Quédese Dios en el corazón de cada cual y enciérrense en las chabolas, chozas y favelas del mundo, todos aquellos que campan en el Vaticano, que simpatizan con el Papa y sus enseñanzas, para cumplir lo que les ordenó su líder espiritual. Mientras tanto, lo que más me llama la atención es la piedad del ser humano para con sus impostores, sus verdugos y torturadores.

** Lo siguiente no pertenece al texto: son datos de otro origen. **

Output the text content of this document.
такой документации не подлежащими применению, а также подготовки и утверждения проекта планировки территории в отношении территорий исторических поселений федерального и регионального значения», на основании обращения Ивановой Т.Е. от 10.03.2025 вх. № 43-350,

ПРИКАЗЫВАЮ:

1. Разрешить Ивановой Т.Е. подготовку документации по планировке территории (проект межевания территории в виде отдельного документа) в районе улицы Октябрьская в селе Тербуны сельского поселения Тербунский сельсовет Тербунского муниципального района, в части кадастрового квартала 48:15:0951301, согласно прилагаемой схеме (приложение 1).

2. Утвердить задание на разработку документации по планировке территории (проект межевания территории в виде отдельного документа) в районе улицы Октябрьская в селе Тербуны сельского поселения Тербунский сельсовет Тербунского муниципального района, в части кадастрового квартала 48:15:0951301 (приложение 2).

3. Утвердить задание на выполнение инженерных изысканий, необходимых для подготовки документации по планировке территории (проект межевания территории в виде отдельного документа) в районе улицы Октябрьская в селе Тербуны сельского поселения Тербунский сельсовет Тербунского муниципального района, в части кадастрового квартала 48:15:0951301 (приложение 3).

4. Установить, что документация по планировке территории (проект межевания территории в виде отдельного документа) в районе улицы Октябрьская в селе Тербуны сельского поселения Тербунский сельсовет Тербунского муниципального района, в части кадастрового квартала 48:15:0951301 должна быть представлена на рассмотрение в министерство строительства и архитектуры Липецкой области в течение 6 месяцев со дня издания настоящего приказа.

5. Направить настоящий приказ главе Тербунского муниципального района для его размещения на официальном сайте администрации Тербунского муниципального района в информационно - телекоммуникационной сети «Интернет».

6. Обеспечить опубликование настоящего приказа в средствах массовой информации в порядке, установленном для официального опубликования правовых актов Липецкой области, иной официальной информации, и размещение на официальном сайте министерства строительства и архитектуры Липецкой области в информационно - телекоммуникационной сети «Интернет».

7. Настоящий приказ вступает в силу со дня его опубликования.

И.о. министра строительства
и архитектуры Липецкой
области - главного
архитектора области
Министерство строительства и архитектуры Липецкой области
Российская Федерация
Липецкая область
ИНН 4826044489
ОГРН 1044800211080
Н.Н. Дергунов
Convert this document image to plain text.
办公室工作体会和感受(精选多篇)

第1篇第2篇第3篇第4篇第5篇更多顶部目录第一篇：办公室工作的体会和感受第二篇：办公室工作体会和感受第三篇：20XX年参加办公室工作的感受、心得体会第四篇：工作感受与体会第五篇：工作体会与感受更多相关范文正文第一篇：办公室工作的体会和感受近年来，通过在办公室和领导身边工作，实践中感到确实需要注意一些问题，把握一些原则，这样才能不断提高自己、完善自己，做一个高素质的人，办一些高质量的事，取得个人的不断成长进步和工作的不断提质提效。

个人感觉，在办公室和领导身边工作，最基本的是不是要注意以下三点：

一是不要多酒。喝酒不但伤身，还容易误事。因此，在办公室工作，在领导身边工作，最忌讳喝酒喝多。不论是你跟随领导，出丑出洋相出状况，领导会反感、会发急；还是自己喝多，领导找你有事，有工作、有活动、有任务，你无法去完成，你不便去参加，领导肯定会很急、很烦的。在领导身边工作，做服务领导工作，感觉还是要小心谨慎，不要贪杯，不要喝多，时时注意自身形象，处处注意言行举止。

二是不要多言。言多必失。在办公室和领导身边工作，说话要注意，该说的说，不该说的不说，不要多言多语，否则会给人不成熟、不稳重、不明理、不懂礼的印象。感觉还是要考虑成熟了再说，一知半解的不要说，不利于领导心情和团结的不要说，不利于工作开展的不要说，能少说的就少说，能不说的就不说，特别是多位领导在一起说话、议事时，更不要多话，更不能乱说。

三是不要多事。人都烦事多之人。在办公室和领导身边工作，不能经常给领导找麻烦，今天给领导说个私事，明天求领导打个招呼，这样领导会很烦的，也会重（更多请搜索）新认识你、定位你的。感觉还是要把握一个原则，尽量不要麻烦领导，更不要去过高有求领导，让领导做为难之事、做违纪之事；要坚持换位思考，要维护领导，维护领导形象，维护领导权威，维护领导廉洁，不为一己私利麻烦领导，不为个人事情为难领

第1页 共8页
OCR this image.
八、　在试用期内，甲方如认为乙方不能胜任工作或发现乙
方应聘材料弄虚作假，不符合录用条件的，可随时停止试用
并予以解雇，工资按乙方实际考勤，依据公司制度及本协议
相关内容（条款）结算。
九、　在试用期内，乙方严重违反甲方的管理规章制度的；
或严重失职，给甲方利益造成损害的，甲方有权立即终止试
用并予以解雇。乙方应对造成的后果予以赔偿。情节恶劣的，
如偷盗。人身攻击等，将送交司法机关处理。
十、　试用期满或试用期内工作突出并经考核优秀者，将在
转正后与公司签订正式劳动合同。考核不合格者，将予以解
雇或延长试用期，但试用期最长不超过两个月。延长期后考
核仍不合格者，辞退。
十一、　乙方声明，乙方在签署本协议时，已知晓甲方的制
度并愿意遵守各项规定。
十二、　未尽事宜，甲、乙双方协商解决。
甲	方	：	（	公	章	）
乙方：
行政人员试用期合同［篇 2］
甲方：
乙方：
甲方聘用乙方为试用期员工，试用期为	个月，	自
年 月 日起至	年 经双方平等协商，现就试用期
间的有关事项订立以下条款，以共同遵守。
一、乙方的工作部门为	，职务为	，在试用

Y es lo que yo digo: Rousseau tenía toda la razón cuando hablaba de que el ser humano es bueno por naturaleza. Un día crucificaron a Cristo, pero de 264 papas que ha habido en la historia, solo veintiuno murieron como mártires; cuatro fallecieron en el exilio y uno en la cárcel. A esa lista se pueden añadir otros nueve pontífices que desaparecieron en circunstancias violentas: seis fueron asesinados, dos la palmaron por las heridas en el curso de revueltas y uno por el derrumbe de un techo. Dos papas fallecieron víctimas de su glotonería: Pablo II murió en 1471, después de haber comido dos melones enormes, y Clemente XIV que se fue al otro mundo en 1774 por una indigestión.
¡Ah¡… y el papa Juan Pablo I, quien falleció tras ingerir una sopa que le llevó a la cama una monjita, preparada al parecer en la cocina del cardenal Ratzinger. No se hizo la autopsia al cadáver, ni se analizó el líquido, por obvias razones que sólo el Vaticano y el Señor conocen. Por eso no me fío ni de Dios. Y menos aún de Rouco Corleone Varela.